I hesitate. I could employ those familiar muscles, could supply rebuttals and counters until the cows come home.

But—this is Eliza. If I’m going to resist, I owe her the real reason why.

“I don’t know that I can,” I confess, thinking of how I choked just minutes ago. “I don’t know if I’m good enough at this sort of thing.”

My wife watches me. “What sort of thing?”

I pull my eyes from hers, gazing off into the open, dark bar. “Being . . . charming. Interesting,” I say. “Fun.”

When Eliza laughs, it’s my worst fears confirmed. Of course my chorus of insecurities is ridiculous to her. Why couldn’t I escape into stilted small talk over ordinary hotel food? It’s not long now before this moment of truth—this moment of weakness—turns into one more deficiency in me. No longer hungry, I start to get up.

Eliza moves to interlace her fingers with mine, stopping me. I dare to meet her gaze. “I think you are,” she says. “Look at the conversation we just had while we were pretending to meet. It was—let’s see.” She pauses like she’s concentrating hard. “Hm. Charming. Interesting. Fun. Three for three, I think.”

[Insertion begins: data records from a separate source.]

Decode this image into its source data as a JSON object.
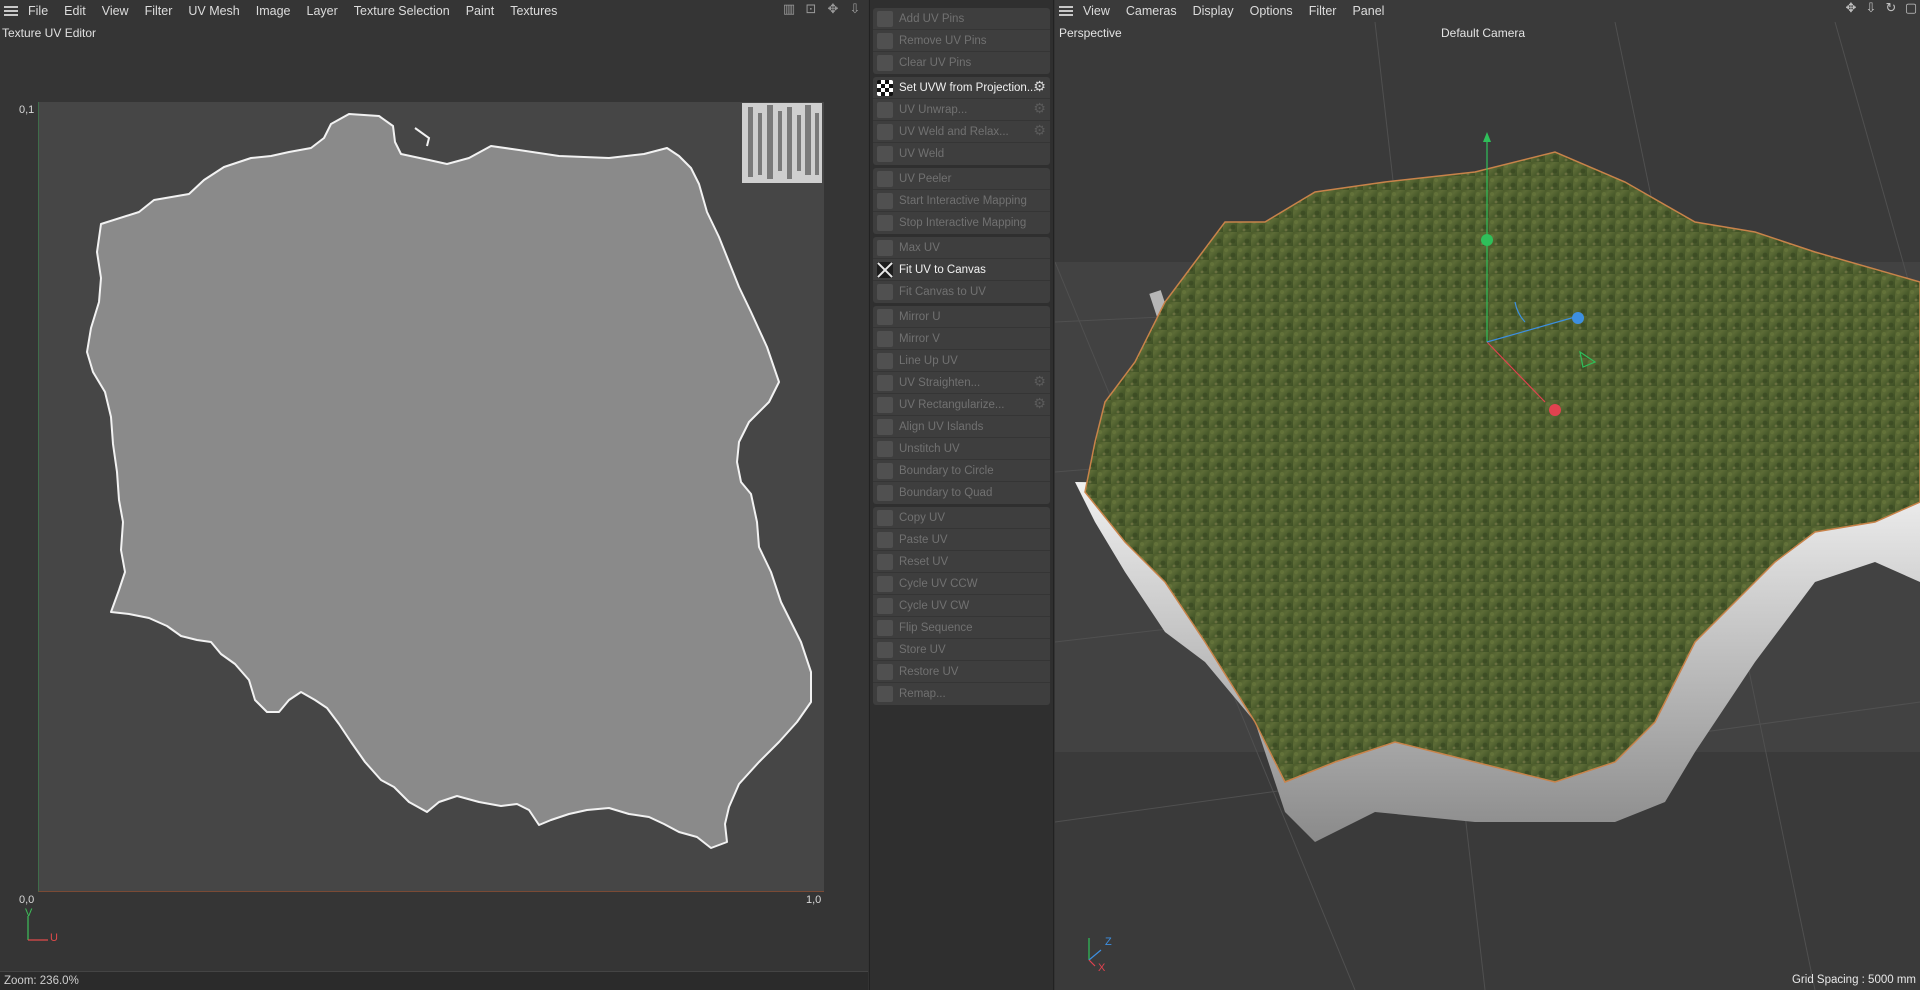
{
  "uv_editor": {
    "menu": [
      "File",
      "Edit",
      "View",
      "Filter",
      "UV Mesh",
      "Image",
      "Layer",
      "Texture Selection",
      "Paint",
      "Textures"
    ],
    "title": "Texture UV Editor",
    "axis_top_left": "0,1",
    "axis_bottom_left": "0,0",
    "axis_bottom_right": "1,0",
    "gizmo_v": "V",
    "gizmo_u": "U",
    "zoom": "Zoom: 236.0%",
    "toolbar_icons": [
      "histogram-icon",
      "lock-icon",
      "move-icon",
      "anchor-icon"
    ]
  },
  "commands": {
    "groups": [
      [
        {
          "label": "Add UV Pins",
          "active": false,
          "gear": false
        },
        {
          "label": "Remove UV Pins",
          "active": false,
          "gear": false
        },
        {
          "label": "Clear UV Pins",
          "active": false,
          "gear": false
        }
      ],
      [
        {
          "label": "Set UVW from Projection...",
          "active": true,
          "gear": true
        },
        {
          "label": "UV Unwrap...",
          "active": false,
          "gear": true
        },
        {
          "label": "UV Weld and Relax...",
          "active": false,
          "gear": true
        },
        {
          "label": "UV Weld",
          "active": false,
          "gear": false
        }
      ],
      [
        {
          "label": "UV Peeler",
          "active": false,
          "gear": false
        },
        {
          "label": "Start Interactive Mapping",
          "active": false,
          "gear": false
        },
        {
          "label": "Stop Interactive Mapping",
          "active": false,
          "gear": false
        }
      ],
      [
        {
          "label": "Max UV",
          "active": false,
          "gear": false
        },
        {
          "label": "Fit UV to Canvas",
          "active": true,
          "gear": false
        },
        {
          "label": "Fit Canvas to UV",
          "active": false,
          "gear": false
        }
      ],
      [
        {
          "label": "Mirror U",
          "active": false,
          "gear": false
        },
        {
          "label": "Mirror V",
          "active": false,
          "gear": false
        },
        {
          "label": "Line Up UV",
          "active": false,
          "gear": false
        },
        {
          "label": "UV Straighten...",
          "active": false,
          "gear": true
        },
        {
          "label": "UV Rectangularize...",
          "active": false,
          "gear": true
        },
        {
          "label": "Align UV Islands",
          "active": false,
          "gear": false
        },
        {
          "label": "Unstitch UV",
          "active": false,
          "gear": false
        },
        {
          "label": "Boundary to Circle",
          "active": false,
          "gear": false
        },
        {
          "label": "Boundary to Quad",
          "active": false,
          "gear": false
        }
      ],
      [
        {
          "label": "Copy UV",
          "active": false,
          "gear": false
        },
        {
          "label": "Paste UV",
          "active": false,
          "gear": false
        },
        {
          "label": "Reset UV",
          "active": false,
          "gear": false
        },
        {
          "label": "Cycle UV CCW",
          "active": false,
          "gear": false
        },
        {
          "label": "Cycle UV CW",
          "active": false,
          "gear": false
        },
        {
          "label": "Flip Sequence",
          "active": false,
          "gear": false
        },
        {
          "label": "Store UV",
          "active": false,
          "gear": false
        },
        {
          "label": "Restore UV",
          "active": false,
          "gear": false
        },
        {
          "label": "Remap...",
          "active": false,
          "gear": false
        }
      ]
    ]
  },
  "viewport": {
    "menu": [
      "View",
      "Cameras",
      "Display",
      "Options",
      "Filter",
      "Panel"
    ],
    "label": "Perspective",
    "camera": "Default Camera",
    "grid_spacing": "Grid Spacing : 5000 mm",
    "axis_z": "Z",
    "axis_x": "X",
    "toolbar_icons": [
      "move-view-icon",
      "pan-icon",
      "rotate-view-icon",
      "maximize-icon"
    ]
  },
  "colors": {
    "accent_green": "#2fbf5a",
    "accent_red": "#e0424f",
    "accent_blue": "#3d8fe0",
    "terrain_edge": "#c8834a"
  }
}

It’s not quite enough to reassure me. But it is enough to return me to my seat. Eliza waits like she understands I have more reservations to unpack, more to say.

Which I do. “What if it doesn’t work?” Behind my question hide doubts I think she hears. I’m not one of her thespian friends. I’m not spontaneous or inspired. I can’t just riff with her like they would.

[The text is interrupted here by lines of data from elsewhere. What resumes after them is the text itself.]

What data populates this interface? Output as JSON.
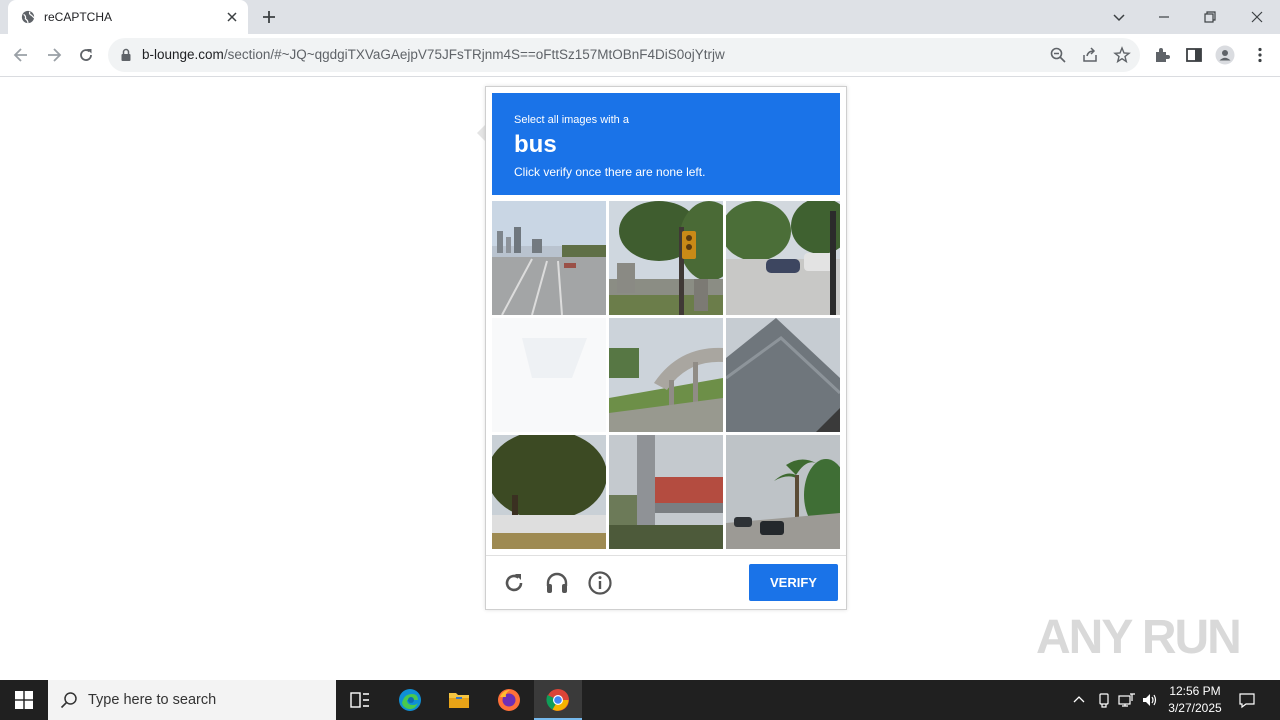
{
  "browser": {
    "tab_title": "reCAPTCHA",
    "url_host": "b-lounge.com",
    "url_path": "/section/#~JQ~qgdgiTXVaGAejpV75JFsTRjnm4S==oFttSz157MtOBnF4DiS0ojYtrjw"
  },
  "captcha": {
    "instruction_line1": "Select all images with a",
    "target": "bus",
    "instruction_line2": "Click verify once there are none left.",
    "verify_label": "VERIFY",
    "accent_color": "#1a73e8",
    "tiles": [
      {
        "name": "tile-highway-skyline",
        "scene": "road-skyline"
      },
      {
        "name": "tile-traffic-light",
        "scene": "traffic-light-trees"
      },
      {
        "name": "tile-parked-cars",
        "scene": "cars-trees"
      },
      {
        "name": "tile-faded-blank",
        "scene": "blank"
      },
      {
        "name": "tile-overpass",
        "scene": "overpass"
      },
      {
        "name": "tile-stadium-roof",
        "scene": "roof"
      },
      {
        "name": "tile-tree",
        "scene": "tree"
      },
      {
        "name": "tile-bridge-pillar",
        "scene": "bridge"
      },
      {
        "name": "tile-palm-street",
        "scene": "palm-street"
      }
    ]
  },
  "watermark": "ANY RUN",
  "taskbar": {
    "search_placeholder": "Type here to search",
    "time": "12:56 PM",
    "date": "3/27/2025"
  }
}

“Then we’ll stop,” Eliza says. “We’ll figure something else out. But I want us back, Graham.” The ease in her voice splits down the middle into something raw. “Don’t you?”

It is the only easy question of the night.

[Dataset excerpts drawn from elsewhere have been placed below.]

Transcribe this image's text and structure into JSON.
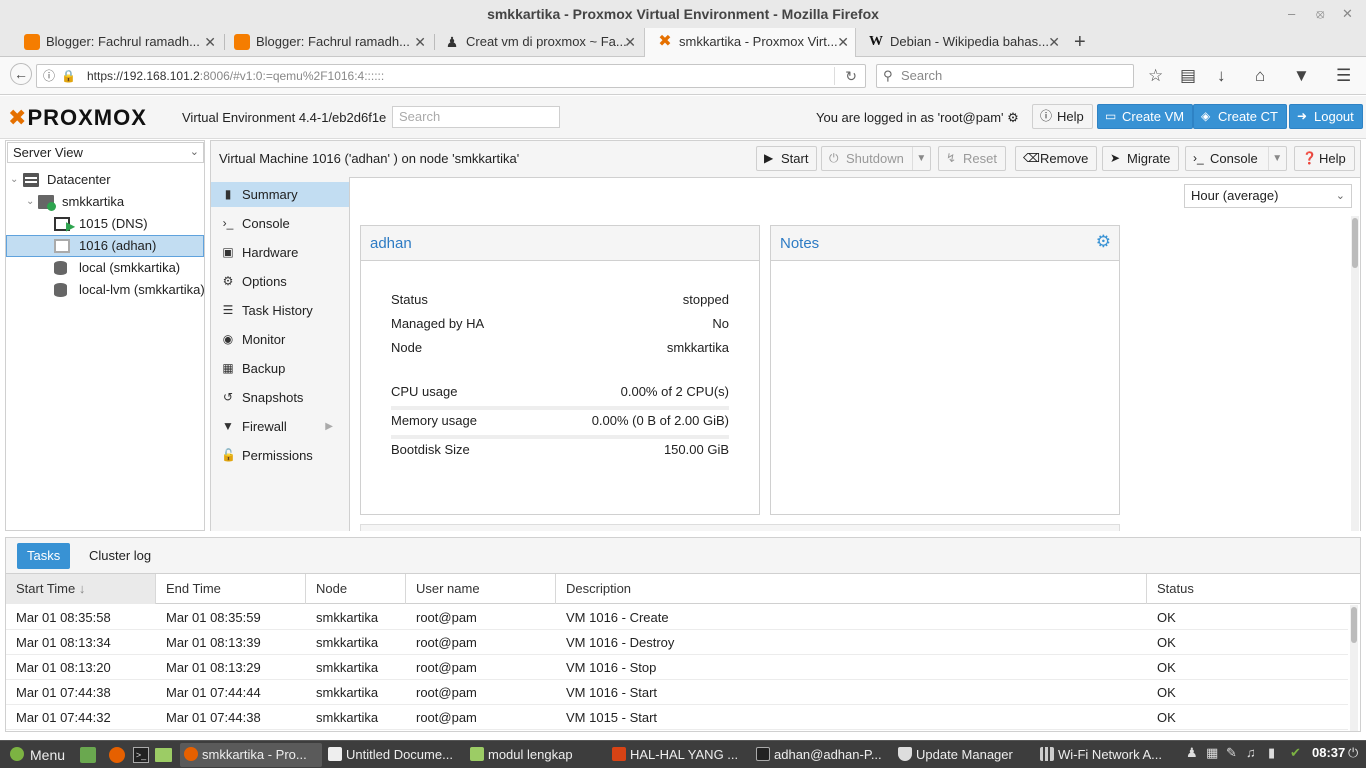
{
  "window": {
    "title": "smkkartika - Proxmox Virtual Environment - Mozilla Firefox"
  },
  "browser": {
    "tabs": [
      {
        "label": "Blogger: Fachrul ramadh...",
        "icon": "blogger-icon"
      },
      {
        "label": "Blogger: Fachrul ramadh...",
        "icon": "blogger-icon"
      },
      {
        "label": "Creat vm di proxmox ~ Fa...",
        "icon": "person-icon"
      },
      {
        "label": "smkkartika - Proxmox Virt...",
        "icon": "proxmox-icon",
        "active": true
      },
      {
        "label": "Debian - Wikipedia bahas...",
        "icon": "wikipedia-icon"
      }
    ],
    "url_host": "https://192.168.101.2",
    "url_rest": ":8006/#v1:0:=qemu%2F1016:4::::::",
    "search_placeholder": "Search"
  },
  "pve": {
    "logo": "PROXMOX",
    "version": "Virtual Environment 4.4-1/eb2d6f1e",
    "search_placeholder": "Search",
    "logged_in": "You are logged in as 'root@pam'",
    "buttons": {
      "help": "Help",
      "create_vm": "Create VM",
      "create_ct": "Create CT",
      "logout": "Logout"
    }
  },
  "tree": {
    "view": "Server View",
    "items": [
      {
        "label": "Datacenter"
      },
      {
        "label": "smkkartika"
      },
      {
        "label": "1015 (DNS)"
      },
      {
        "label": "1016 (adhan)",
        "selected": true
      },
      {
        "label": "local (smkkartika)"
      },
      {
        "label": "local-lvm (smkkartika)"
      }
    ]
  },
  "vm": {
    "title": "Virtual Machine 1016 ('adhan' ) on node 'smkkartika'",
    "toolbar": {
      "start": "Start",
      "shutdown": "Shutdown",
      "reset": "Reset",
      "remove": "Remove",
      "migrate": "Migrate",
      "console": "Console",
      "help": "Help"
    },
    "menu": [
      {
        "label": "Summary",
        "icon": "book-icon",
        "selected": true
      },
      {
        "label": "Console",
        "icon": "terminal-icon"
      },
      {
        "label": "Hardware",
        "icon": "monitor-icon"
      },
      {
        "label": "Options",
        "icon": "gear-icon"
      },
      {
        "label": "Task History",
        "icon": "list-icon"
      },
      {
        "label": "Monitor",
        "icon": "eye-icon"
      },
      {
        "label": "Backup",
        "icon": "floppy-icon"
      },
      {
        "label": "Snapshots",
        "icon": "history-icon"
      },
      {
        "label": "Firewall",
        "icon": "shield-icon"
      },
      {
        "label": "Permissions",
        "icon": "unlock-icon"
      }
    ],
    "timeframe": "Hour (average)",
    "summary": {
      "name": "adhan",
      "rows": [
        {
          "key": "Status",
          "value": "stopped"
        },
        {
          "key": "Managed by HA",
          "value": "No"
        },
        {
          "key": "Node",
          "value": "smkkartika"
        },
        {
          "key": "CPU usage",
          "value": "0.00% of 2 CPU(s)"
        },
        {
          "key": "Memory usage",
          "value": "0.00% (0 B of 2.00 GiB)"
        },
        {
          "key": "Bootdisk Size",
          "value": "150.00 GiB"
        }
      ]
    },
    "notes": {
      "title": "Notes"
    }
  },
  "tasks": {
    "tabs": [
      "Tasks",
      "Cluster log"
    ],
    "columns": [
      "Start Time",
      "End Time",
      "Node",
      "User name",
      "Description",
      "Status"
    ],
    "rows": [
      [
        "Mar 01 08:35:58",
        "Mar 01 08:35:59",
        "smkkartika",
        "root@pam",
        "VM 1016 - Create",
        "OK"
      ],
      [
        "Mar 01 08:13:34",
        "Mar 01 08:13:39",
        "smkkartika",
        "root@pam",
        "VM 1016 - Destroy",
        "OK"
      ],
      [
        "Mar 01 08:13:20",
        "Mar 01 08:13:29",
        "smkkartika",
        "root@pam",
        "VM 1016 - Stop",
        "OK"
      ],
      [
        "Mar 01 07:44:38",
        "Mar 01 07:44:44",
        "smkkartika",
        "root@pam",
        "VM 1016 - Start",
        "OK"
      ],
      [
        "Mar 01 07:44:32",
        "Mar 01 07:44:38",
        "smkkartika",
        "root@pam",
        "VM 1015 - Start",
        "OK"
      ]
    ]
  },
  "taskbar": {
    "menu": "Menu",
    "items": [
      {
        "label": "smkkartika - Pro...",
        "active": true
      },
      {
        "label": "Untitled Docume..."
      },
      {
        "label": "modul lengkap"
      },
      {
        "label": "HAL-HAL YANG ..."
      },
      {
        "label": "adhan@adhan-P..."
      },
      {
        "label": "Update Manager"
      },
      {
        "label": "Wi-Fi Network A..."
      }
    ],
    "clock": "08:37"
  }
}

I grip her hand tighter. “More than anything.”

“Then try this for me,” Eliza implores me gently. “Please.”

On our first night in the one-bedroom in Westwood we moved into when I was finishing law school, we were determined to complete our unpacking in one go. In hindsight, this was ridiculous. Taking the bar was easier. But there we were, methodically moving through suitcases, wordlessly organizing sheets, soap, silverware, while our eyes started to sting from exhaustion. Finally, Eliza set to putting her shoes on the flimsy shoe rack I’d built earlier in the day. I guess I missed one or two screws, because the moment she placed her favorite sneakers on the top rack, the whole thing collapsed.

Eliza just stopped. She moved to our new couch, where she sat down, staring into space, strands of her hair gorgeously out of place. She was done.

I don’t know why—moved by her tenacity or by the idea that if we could unpack from 1 p.m. to 1 a.m., there was nothing we couldn’t do—but right then, in front of the couch, I proposed to her. She said yes.

It’s sort of how I feel now. There’s nothing in common with the time or place, obviously. We’re six years older, surrounded by this swanky hotel bar, no shoe racks in sight. The connection is in how, despite the rest of the world continuing on in its easy nighttime rhythm, I feel like we’re on the edge of something.

I take a deep breath. “What are the rules?”

Ingenuity leaps into my wife’s expression like a scratched match hissing into flame. Releasing my hand, she pushes her plate to the side. She reaches brazenly over the bar and grabs a pen, then unfolds her cocktail napkin.

“We pretend we’re strangers,” she offers. I nod. No surprises there. This was the premise, this unlikely idea starting to seize me more with its wild wonder with each passing moment. “For, let’s say, two days?” Eliza goes on.

I swallow. “The whole trip,” I say, before I lose my nerve.

Eliza’s eyes widen. I keep my expression neutral. I guess, if we’re going to do this, I want to give it everything. Like unpacking until one in the morning. Like getting engaged because you just know you can’t imagine life without the woman sitting on the couch in your new living room. Besides, getting this game right in two days is too much pressure.